The Euro was created in 1995 and is already in trouble. Compare that to the pound sterling that is the oldest currency still in use and the most stable currency in the history of mankind. Its the third most traded currency and the UK not wanting to mix up with that crap going on in the continent makes perfect sense. Lets face it. If other countries control your money, they control your country. The Frogs and the Hun have taken over Europe in the past and Britain has stood alone. They may have to do it again. It might stop the flood of Eastern Europeans coming into the UK anyway and be a good thing.
The UK is as isolated as someone refusing to board the Titanic just prior to sailing - Terry Smith, CEO of brokerage firm.
Seriously, buy a clue. The treaty that they rejected has nothing to do with them joining the Euro. They rejected it because it would have required tighter regulation on traders in Lodon.
I realize that, but the main thing is its about control of money by people outside the country. There is a lot more to the EU than just financial regulations. The UK would do well to get out of all that IMHO. In some ways the EU countries don't have the independence of our US states. I was discussing hunting with a friend in Suffolk and he tells me that there are EU regulations telling them what animals may or may not be hunted. This is even for animals that are damaging their crops.
No, it isn't. That was not part of the proposed treaty, let alone a "main" part. Nothing whatever to do with any of this. You are plumbing new depths of idiocy. Stop.
Aside from the current treaty discussions: the EU is the biggest single market in the world. If Britain decides to be isolated in the EU, it effectively gives power over the market to Germany and France.

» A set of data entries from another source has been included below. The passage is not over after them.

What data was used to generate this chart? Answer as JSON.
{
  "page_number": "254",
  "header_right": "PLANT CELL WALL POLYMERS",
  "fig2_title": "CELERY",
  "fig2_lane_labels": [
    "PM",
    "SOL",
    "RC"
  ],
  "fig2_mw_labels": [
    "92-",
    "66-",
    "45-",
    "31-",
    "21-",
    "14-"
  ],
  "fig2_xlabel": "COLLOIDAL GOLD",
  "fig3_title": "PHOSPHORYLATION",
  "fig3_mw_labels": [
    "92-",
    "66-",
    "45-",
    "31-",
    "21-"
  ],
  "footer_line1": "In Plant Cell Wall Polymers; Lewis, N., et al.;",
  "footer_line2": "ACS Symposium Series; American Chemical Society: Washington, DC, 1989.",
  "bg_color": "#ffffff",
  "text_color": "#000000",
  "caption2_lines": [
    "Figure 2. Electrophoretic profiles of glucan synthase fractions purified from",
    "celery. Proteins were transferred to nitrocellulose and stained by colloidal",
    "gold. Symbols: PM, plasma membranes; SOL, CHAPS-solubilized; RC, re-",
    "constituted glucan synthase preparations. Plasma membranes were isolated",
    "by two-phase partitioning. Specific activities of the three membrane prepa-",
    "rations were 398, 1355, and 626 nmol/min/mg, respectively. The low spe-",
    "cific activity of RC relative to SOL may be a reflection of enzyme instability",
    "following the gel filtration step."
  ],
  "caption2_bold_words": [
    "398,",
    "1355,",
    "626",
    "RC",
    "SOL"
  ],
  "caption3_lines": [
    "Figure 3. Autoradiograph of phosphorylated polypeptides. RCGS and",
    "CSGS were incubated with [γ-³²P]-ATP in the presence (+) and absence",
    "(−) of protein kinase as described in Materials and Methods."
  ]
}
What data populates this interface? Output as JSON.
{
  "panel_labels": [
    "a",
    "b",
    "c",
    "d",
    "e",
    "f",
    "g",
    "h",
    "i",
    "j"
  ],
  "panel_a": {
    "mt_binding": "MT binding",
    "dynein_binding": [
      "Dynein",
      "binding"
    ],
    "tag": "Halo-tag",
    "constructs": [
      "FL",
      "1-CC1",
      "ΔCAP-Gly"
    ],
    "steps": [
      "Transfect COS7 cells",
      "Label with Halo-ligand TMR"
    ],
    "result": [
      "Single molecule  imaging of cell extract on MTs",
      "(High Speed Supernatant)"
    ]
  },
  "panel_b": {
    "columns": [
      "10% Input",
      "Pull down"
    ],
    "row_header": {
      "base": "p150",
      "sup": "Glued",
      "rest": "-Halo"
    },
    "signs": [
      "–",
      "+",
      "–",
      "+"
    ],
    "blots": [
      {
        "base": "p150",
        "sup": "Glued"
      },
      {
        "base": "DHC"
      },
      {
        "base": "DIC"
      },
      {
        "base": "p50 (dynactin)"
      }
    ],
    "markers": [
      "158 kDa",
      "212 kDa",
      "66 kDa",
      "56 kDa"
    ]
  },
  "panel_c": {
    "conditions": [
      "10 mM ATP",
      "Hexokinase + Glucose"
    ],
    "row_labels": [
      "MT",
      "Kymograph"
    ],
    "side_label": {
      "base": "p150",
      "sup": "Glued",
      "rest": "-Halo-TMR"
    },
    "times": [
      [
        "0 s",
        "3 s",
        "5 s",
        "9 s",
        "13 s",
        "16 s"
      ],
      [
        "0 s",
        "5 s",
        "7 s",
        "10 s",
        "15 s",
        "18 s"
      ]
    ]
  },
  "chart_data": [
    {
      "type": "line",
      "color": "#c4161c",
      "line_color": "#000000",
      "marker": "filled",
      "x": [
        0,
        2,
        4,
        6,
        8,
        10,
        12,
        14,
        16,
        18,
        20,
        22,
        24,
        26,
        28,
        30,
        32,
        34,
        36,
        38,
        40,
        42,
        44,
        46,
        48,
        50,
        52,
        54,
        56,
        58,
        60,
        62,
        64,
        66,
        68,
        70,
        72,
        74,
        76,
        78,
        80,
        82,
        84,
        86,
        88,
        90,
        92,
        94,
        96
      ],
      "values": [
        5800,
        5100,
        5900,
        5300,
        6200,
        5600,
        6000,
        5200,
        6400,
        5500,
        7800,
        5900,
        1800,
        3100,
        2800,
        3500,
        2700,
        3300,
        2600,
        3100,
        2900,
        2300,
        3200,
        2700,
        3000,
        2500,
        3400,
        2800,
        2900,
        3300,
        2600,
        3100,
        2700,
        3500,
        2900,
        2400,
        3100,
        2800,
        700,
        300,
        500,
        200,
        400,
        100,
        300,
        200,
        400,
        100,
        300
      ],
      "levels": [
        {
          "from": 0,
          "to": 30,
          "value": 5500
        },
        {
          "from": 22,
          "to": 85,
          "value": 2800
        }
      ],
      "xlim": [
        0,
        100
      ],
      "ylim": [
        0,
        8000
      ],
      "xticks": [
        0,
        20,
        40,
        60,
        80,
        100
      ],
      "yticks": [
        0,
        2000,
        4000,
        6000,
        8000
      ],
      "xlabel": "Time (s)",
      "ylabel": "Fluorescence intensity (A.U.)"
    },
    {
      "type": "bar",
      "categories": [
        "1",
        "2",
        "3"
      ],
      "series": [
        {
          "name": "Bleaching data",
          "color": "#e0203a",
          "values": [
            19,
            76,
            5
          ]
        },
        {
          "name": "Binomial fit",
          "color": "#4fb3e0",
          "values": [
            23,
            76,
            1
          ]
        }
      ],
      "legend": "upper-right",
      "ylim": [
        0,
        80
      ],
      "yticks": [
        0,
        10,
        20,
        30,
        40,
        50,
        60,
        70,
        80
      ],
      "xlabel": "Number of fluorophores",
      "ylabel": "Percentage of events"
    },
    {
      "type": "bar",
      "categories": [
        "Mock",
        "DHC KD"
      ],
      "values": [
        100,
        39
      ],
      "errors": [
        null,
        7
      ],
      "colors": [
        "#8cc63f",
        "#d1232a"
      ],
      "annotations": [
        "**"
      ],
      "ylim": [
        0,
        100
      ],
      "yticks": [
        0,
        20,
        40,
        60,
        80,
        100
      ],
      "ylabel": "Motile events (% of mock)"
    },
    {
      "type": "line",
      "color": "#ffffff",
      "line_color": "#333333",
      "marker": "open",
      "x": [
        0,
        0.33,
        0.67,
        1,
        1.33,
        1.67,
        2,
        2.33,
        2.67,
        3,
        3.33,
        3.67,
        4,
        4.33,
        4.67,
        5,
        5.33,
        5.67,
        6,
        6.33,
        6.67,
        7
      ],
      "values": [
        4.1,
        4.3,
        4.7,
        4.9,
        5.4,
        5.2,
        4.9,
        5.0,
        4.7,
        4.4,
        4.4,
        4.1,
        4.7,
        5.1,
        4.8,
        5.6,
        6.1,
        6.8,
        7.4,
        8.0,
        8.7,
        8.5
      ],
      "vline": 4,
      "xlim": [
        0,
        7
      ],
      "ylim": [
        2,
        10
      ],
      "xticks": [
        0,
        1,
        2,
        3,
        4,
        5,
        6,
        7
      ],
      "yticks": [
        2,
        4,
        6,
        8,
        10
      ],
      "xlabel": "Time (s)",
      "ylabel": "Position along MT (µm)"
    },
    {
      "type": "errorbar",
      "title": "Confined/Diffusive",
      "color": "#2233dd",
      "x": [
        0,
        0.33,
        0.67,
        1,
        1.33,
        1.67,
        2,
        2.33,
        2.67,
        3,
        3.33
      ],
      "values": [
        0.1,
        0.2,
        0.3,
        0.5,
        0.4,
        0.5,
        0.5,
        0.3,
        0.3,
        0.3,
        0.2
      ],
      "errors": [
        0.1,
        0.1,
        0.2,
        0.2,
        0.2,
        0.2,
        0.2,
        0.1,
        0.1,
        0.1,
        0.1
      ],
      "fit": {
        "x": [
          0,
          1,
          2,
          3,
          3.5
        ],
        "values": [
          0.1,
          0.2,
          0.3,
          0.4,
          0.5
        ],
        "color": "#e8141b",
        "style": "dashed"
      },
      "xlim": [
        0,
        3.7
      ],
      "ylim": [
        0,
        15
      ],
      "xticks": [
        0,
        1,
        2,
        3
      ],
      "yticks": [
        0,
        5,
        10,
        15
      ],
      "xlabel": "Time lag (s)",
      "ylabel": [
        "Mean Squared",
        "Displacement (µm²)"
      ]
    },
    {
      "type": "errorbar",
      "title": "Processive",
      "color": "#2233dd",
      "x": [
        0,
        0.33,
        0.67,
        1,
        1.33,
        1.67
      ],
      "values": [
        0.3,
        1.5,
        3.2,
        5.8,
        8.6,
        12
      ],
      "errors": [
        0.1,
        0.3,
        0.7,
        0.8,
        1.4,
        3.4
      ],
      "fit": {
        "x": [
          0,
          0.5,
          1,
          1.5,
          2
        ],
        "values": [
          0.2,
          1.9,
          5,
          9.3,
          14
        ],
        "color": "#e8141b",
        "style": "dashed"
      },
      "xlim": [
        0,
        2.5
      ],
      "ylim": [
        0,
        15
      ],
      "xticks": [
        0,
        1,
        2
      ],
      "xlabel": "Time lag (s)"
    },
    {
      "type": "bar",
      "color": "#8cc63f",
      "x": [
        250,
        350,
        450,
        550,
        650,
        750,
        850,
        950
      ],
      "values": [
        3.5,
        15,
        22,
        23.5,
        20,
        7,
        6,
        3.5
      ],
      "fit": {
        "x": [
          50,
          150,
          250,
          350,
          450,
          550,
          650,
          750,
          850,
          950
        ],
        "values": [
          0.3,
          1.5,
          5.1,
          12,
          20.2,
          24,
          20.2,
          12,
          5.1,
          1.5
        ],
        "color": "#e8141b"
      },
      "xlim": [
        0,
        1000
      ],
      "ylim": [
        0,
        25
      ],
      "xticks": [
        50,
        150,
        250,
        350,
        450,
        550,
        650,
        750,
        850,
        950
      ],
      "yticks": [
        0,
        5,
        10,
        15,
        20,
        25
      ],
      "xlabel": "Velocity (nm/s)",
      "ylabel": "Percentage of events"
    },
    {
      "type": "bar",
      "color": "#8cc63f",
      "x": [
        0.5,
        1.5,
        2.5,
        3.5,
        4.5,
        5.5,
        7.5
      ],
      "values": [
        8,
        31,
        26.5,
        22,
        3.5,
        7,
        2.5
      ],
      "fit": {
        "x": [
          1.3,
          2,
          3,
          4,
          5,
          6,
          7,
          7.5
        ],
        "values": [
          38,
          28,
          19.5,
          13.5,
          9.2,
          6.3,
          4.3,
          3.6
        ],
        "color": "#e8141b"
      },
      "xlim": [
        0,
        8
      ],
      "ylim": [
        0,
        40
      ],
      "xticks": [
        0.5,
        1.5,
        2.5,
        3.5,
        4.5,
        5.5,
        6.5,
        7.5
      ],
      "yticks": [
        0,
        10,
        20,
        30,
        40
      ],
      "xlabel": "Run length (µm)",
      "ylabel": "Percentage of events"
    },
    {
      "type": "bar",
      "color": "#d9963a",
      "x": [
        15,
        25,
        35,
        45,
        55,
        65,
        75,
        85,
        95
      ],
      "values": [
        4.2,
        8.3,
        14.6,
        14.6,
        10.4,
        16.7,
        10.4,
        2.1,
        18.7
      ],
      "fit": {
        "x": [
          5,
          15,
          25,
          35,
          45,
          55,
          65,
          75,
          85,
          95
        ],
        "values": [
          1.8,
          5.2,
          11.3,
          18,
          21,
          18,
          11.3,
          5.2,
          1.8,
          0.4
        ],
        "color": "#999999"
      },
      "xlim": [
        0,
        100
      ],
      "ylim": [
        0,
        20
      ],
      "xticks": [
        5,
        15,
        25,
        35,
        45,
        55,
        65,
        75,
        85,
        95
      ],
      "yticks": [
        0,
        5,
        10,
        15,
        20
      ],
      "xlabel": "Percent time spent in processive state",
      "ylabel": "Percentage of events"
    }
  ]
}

I don't think that's in Britain's strategic interest.
Financial services are essential to the global economy and have been for centuries. The mentality that postmodern economies need to revert back to industry and manufacturing in order to be stable is just backwards.
Nope. But I do think the UK should stop mucking around. Get all the way out of it or get all the way in. Stop trying to have it both ways. Never happen. To do it they would have to reform their tax and regulatory system from top to bottom to attract business to the country and they would have to be willing to cut back significantly on the free shit they hand to everyone who asks for it. As long as they play pretend socialist and subscribe to all these wacky leftist ideas they are stuck.
My argument was supposed to say that the UK should embrace the EU treaty change and eventually adopt the Euro (thus not being isolated in the EU), because otherwise Germany and France will be dominating the largest internal market in the world. Judging from your other comments in this thread, I don't see how you can agree to that?
^Britain's is a complex set of concerns and you raised a good point. I'm sorry we can't fight more about it.
The sort of "financial services" that dominate in the city of London have not been around for hundreds of years, and their economic utility is dubious at best.